Providing power for nanodevices is one of the technical challenges to the nanotechnology industry. mPhase Technologies Inc. is trying to create sophisticated nano-batteries out of silicon filaments and water droplets. mPhase, working in partnership with Bell Labs, has demonstrated a concept nanobattery that is only a few hundred microns high.
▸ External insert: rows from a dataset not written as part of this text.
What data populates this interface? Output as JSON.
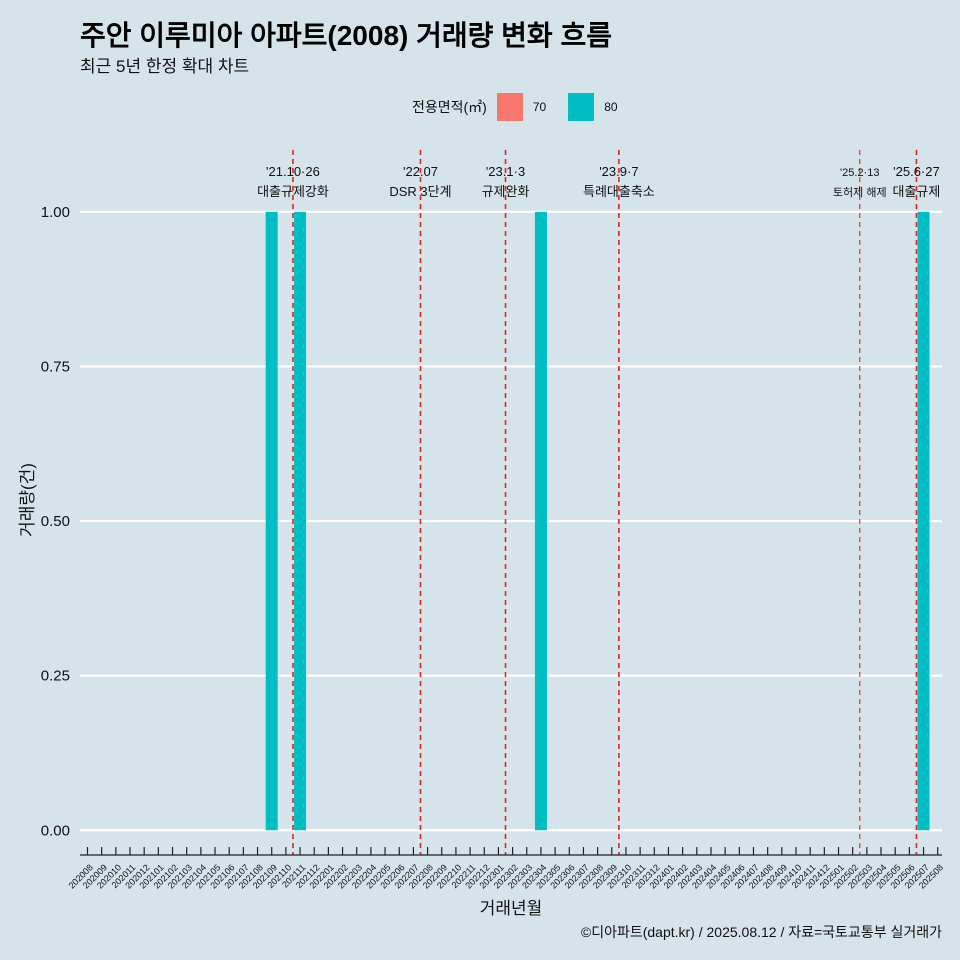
{
  "header": {
    "title": "주안 이루미아 아파트(2008) 거래량 변화 흐름",
    "subtitle": "최근 5년 한정 확대 차트"
  },
  "legend": {
    "title": "전용면적(㎡)",
    "items": [
      {
        "label": "70",
        "color": "#f8766d"
      },
      {
        "label": "80",
        "color": "#00bfc4"
      }
    ]
  },
  "caption": "©디아파트(dapt.kr) / 2025.08.12 / 자료=국토교통부 실거래가",
  "chart_data": {
    "type": "bar",
    "title": "주안 이루미아 아파트(2008) 거래량 변화 흐름",
    "subtitle": "최근 5년 한정 확대 차트",
    "xlabel": "거래년월",
    "ylabel": "거래량(건)",
    "ylim": [
      -0.04,
      1.1
    ],
    "yticks": [
      "0.00",
      "0.25",
      "0.50",
      "0.75",
      "1.00"
    ],
    "categories": [
      "202008",
      "202009",
      "202010",
      "202011",
      "202012",
      "202101",
      "202102",
      "202103",
      "202104",
      "202105",
      "202106",
      "202107",
      "202108",
      "202109",
      "202110",
      "202111",
      "202112",
      "202201",
      "202202",
      "202203",
      "202204",
      "202205",
      "202206",
      "202207",
      "202208",
      "202209",
      "202210",
      "202211",
      "202212",
      "202301",
      "202302",
      "202303",
      "202304",
      "202305",
      "202306",
      "202307",
      "202308",
      "202309",
      "202310",
      "202311",
      "202312",
      "202401",
      "202402",
      "202403",
      "202404",
      "202405",
      "202406",
      "202407",
      "202408",
      "202409",
      "202410",
      "202411",
      "202412",
      "202501",
      "202502",
      "202503",
      "202504",
      "202505",
      "202506",
      "202507",
      "202508"
    ],
    "series": [
      {
        "name": "70",
        "color": "#f8766d",
        "values": [
          0,
          0,
          0,
          0,
          0,
          0,
          0,
          0,
          0,
          0,
          0,
          0,
          0,
          0,
          0,
          0,
          0,
          0,
          0,
          0,
          0,
          0,
          0,
          0,
          0,
          0,
          0,
          0,
          0,
          0,
          0,
          0,
          0,
          0,
          0,
          0,
          0,
          0,
          0,
          0,
          0,
          0,
          0,
          0,
          0,
          0,
          0,
          0,
          0,
          0,
          0,
          0,
          0,
          0,
          0,
          0,
          0,
          0,
          0,
          0,
          0
        ]
      },
      {
        "name": "80",
        "color": "#00bfc4",
        "values": [
          0,
          0,
          0,
          0,
          0,
          0,
          0,
          0,
          0,
          0,
          0,
          0,
          0,
          1,
          0,
          1,
          0,
          0,
          0,
          0,
          0,
          0,
          0,
          0,
          0,
          0,
          0,
          0,
          0,
          0,
          0,
          0,
          1,
          0,
          0,
          0,
          0,
          0,
          0,
          0,
          0,
          0,
          0,
          0,
          0,
          0,
          0,
          0,
          0,
          0,
          0,
          0,
          0,
          0,
          0,
          0,
          0,
          0,
          0,
          1,
          0
        ]
      }
    ],
    "grid": true,
    "legend_position": "top",
    "annotations": [
      {
        "x": 14.5,
        "date": "'21.10·26",
        "text": "대출규제강화"
      },
      {
        "x": 23.5,
        "date": "'22.07",
        "text": "DSR 3단계"
      },
      {
        "x": 29.5,
        "date": "'23.1·3",
        "text": "규제완화"
      },
      {
        "x": 37.5,
        "date": "'23.9·7",
        "text": "특례대출축소"
      },
      {
        "x": 54.5,
        "date": "'25.2·13",
        "text": "토허제 해제",
        "small": true
      },
      {
        "x": 58.5,
        "date": "'25.6·27",
        "text": "대출규제"
      }
    ]
  }
}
In more ways than one, it's a delicate balancing act that mPhase Technologies Inc. wants to execute. First is the company's technology: making a nanobattery by placing droplets of water on filaments of silicon. Working in partnership with Bell Labs, mPhase has demonstrated a proof-of-concept nanobattery crammed with filaments of silicon "nanograss" only a few hundred microns high and is working on a prototype that can illuminate a light-emitting diode. On Dec. 16, it reported that the military, oil industry and homeland defense expressed interest in using its nanobatteries to power sensors. "The idea was to take stuff in the lab that was going nowhere from a commercial point of view, and focus it on a particular technology," Simon said. Using standard lithography techniques, researchers carve silicon filaments several hundred microns high and 300 nanometers in diameter. The filaments are coated with water-repellent materials, so that droplets of liquid balance atop the nanograss but never touch them. A jolt of heat or electricity then bursts the droplets; they spill onto the nanograss, the ions generate power, and the filaments carry the electricity to whatever device is attached. Forging the correct nanostructures is one part of the process, "but the other part is getting the surface property correct," said Tom Krupenkin, a Bell Labs researcher working on the battery. At such small scale, mPhase's batteries have several advantages, Simon said. Because the electrolyte is so close to the electrode (the silicon), they generate power faster than normal batteries; yet because the two surfaces never touch until activation, they should never corrode. Dale Teeters, a University of Tulsa chemistry professor who studies nanobatteries, said a primary goal is to export the increased efficiency of nanobatteries to regular batteries, usually by building ever-smaller components.